Он выглядел значительно моложе своих пятидесяти лет. Волосы едва тронуты сединой, морщин почти нет. Из-за расплывчатых черт лица его было бы трудно запомнить, если бы не глаза. Они постоянно излучали насмешку, которая могла быть злой и доброй, жестокой и снисходительной — в зависимости от темы разговора. Это мне понравилось тем, что по насмешке сложно было безошибочно определить его отношение к тому, о чем он говорил.
— Вы презираете политиков. А сами-то вы разве не из их числа?
— Я политик волею судьбы, и я не имею политических убеждений.
— Вы сами-то верите в то, что может существовать политик, не имеющий политических убеждений?
— Конечно. Я ведь отношусь к деятельности президента не как к политике, а как к работе. Работа президента любой страны — управлять государством. Если бы я взялся управлять государством в условиях демократии, то я бы вынужден был становиться политиком для того, чтобы политическими методами обеспечить себе возможность управлять. Но это для меня слишком сложно. Поэтому я избрал единоначалие. Неограниченная власть, но и необъятная ответственность. Я добровольно взял на себя риск ответить за все, что я сделаю за эти два года. А сделать я намерен немало. Кроме того, у меня имеются четкие моральные принципы, от которых я не отступил ни разу в жизни. Займись я политикой, ими нужно было бы пожертвовать. Политика — грязное дело. Политик — это, прежде всего, человек со всеми вытекающими отсюда последствиями. Как бы он ни стремился защищать чьи-либо политические интересы, он всегда будет защищать интересы собственные. Искать честного политика — это все равно что искать честного жулика.

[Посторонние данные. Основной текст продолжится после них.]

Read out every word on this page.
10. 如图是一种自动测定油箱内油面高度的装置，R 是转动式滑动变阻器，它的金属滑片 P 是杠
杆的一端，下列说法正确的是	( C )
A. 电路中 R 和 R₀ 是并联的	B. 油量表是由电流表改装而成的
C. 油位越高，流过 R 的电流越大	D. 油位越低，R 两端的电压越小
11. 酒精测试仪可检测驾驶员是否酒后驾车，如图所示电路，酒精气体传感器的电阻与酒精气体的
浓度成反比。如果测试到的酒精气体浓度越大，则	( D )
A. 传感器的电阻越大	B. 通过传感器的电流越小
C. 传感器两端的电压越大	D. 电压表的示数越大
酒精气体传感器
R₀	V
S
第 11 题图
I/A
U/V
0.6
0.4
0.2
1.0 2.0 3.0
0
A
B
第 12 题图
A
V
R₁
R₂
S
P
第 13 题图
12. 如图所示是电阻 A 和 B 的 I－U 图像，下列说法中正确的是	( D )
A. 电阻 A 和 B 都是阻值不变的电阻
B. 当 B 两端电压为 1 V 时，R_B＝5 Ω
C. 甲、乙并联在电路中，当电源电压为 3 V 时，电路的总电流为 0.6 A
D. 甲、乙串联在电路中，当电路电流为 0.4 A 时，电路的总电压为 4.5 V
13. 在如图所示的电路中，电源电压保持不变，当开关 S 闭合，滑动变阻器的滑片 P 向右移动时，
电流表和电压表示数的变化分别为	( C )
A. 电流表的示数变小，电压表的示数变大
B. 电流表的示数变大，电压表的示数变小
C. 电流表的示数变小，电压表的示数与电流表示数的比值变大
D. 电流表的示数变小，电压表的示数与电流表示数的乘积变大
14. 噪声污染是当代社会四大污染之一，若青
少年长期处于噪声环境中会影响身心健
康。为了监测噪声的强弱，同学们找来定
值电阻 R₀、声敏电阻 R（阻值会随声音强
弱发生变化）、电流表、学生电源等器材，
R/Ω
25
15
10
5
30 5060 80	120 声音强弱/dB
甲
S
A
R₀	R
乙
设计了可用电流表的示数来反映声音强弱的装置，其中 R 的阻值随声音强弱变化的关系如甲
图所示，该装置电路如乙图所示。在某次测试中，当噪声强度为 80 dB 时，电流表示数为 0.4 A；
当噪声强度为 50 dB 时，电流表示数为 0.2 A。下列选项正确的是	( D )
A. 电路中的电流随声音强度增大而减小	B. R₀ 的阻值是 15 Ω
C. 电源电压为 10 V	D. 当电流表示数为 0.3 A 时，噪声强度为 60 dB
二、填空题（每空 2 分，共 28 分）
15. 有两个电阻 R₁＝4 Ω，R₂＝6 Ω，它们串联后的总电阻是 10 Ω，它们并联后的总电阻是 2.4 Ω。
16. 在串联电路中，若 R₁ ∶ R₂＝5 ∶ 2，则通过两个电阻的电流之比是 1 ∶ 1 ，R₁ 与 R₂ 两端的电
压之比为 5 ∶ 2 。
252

— Но вы установили диктатуру. Это уже значит, что у вас есть политические убеждения. Вы сторонник диктаторской политики.
Он досадливо поморщился, а затем посмотрел на меня с насмешкой, выражающей снисходительность. Его глаза как бы говорили: «Объясняю, объясняю и все без толку».

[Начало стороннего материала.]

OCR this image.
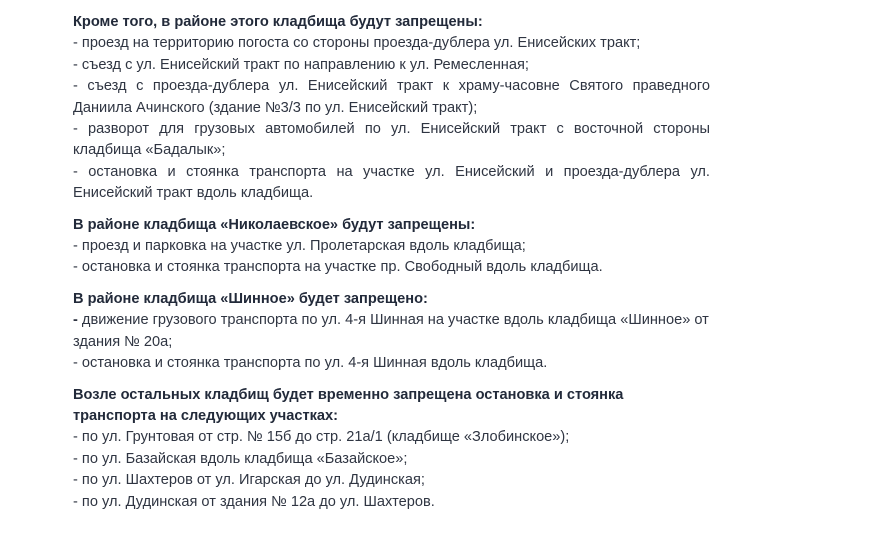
Кроме того, в районе этого кладбища будут запрещены:
- проезд на территорию погоста со стороны проезда-дублера ул. Енисейских тракт;
- съезд с ул. Енисейский тракт по направлению к ул. Ремесленная;
- съезд с проезда-дублера ул. Енисейский тракт к храму-часовне Святого праведного Даниила Ачинского (здание №3/3 по ул. Енисейский тракт);
- разворот для грузовых автомобилей по ул. Енисейский тракт с восточной стороны кладбища «Бадалык»;
- остановка и стоянка транспорта на участке ул. Енисейский и проезда-дублера ул. Енисейский тракт вдоль кладбища.
В районе кладбища «Николаевское» будут запрещены:
- проезд и парковка на участке ул. Пролетарская вдоль кладбища;
- остановка и стоянка транспорта на участке пр. Свободный вдоль кладбища.
В районе кладбища «Шинное» будет запрещено:
- движение грузового транспорта по ул. 4-я Шинная на участке вдоль кладбища «Шинное» от здания № 20а;
- остановка и стоянка транспорта по ул. 4-я Шинная вдоль кладбища.
Возле остальных кладбищ будет временно запрещена остановка и стоянка транспорта на следующих участках:
- по ул. Грунтовая от стр. № 15б до стр. 21а/1 (кладбище «Злобинское»);
- по ул. Базайская вдоль кладбища «Базайское»;
- по ул. Шахтеров от ул. Игарская до ул. Дудинская;
- по ул. Дудинская от здания № 12а до ул. Шахтеров.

— Я не сторонник ни демократии, ни диктатуры. Я — управленец. Если бы меня избрали президентом США или любой европейской страны, я управлял бы в условиях демократии. Если я оказываюсь президентом России или какой-нибудь африканской страны, то условия демократии здесь в силу национальных особенностей этих народов не годятся. Управлять рядом народов можно только с помощью диктатуры. Это также просто, как то, что по суше надо перебираться с помощью автомобиля, по реке — с помощью лодки а по воздуху — с помощью самолета. Чушь. Россия не доросла. Ей противопоказана демократия так же, как американцам противопоказана диктатура. Это национальный характер. России противопоказана любая политическая деятельность так же, как астматику противопоказано курение. И не я один это понимаю. Большинство политиков прекрасно это осознают. И нет такого демократа, который, придя к власти в России, не стремился бы к тоталитарной форме правления. Российский демократ, придя к власти, может запросто разогнать парламент и выборные органы местной власти. И трудно сказать, почему он это делает. То ли потому, что все россияне любят неограниченную власть, как мать дитя, то ли потому, что прозревает после нескольких месяцев работы в условиях демократии.
В ближайшие два года политикам придется забыть о политике и сконцентрировать свою энергию на экономике. Им нужно будет зарабатывать себе на хлеб. Причем не языком, а руками. Или мозгами, коли таковые имеются.
— Нельзя ли конкретнее?
— Можно. Скоро вы прочтете мой первый указ, который наложит запрет на два года на существование всех без исключения политических партий, движений, групп. Парламент будет распущен. И это, как вы сами понимаете, большая экономия средств, помимо возможности управлять. Его заменит один-единственный орган — комитет по контролю за бюджетом, которому будут в рамках его компетенции даны такие же права, как и парламенту. В него не будут избирать, будут назначать. И членов будет значительно меньше, чем депутатов. Через два года, за два месяца до проведения референдума о продлении диктатуры на весь срок моего президентства, этот запрет будет отменен. Но я уверен (тут он засмеялся), что большинству россиян диктатура придется по вкусу.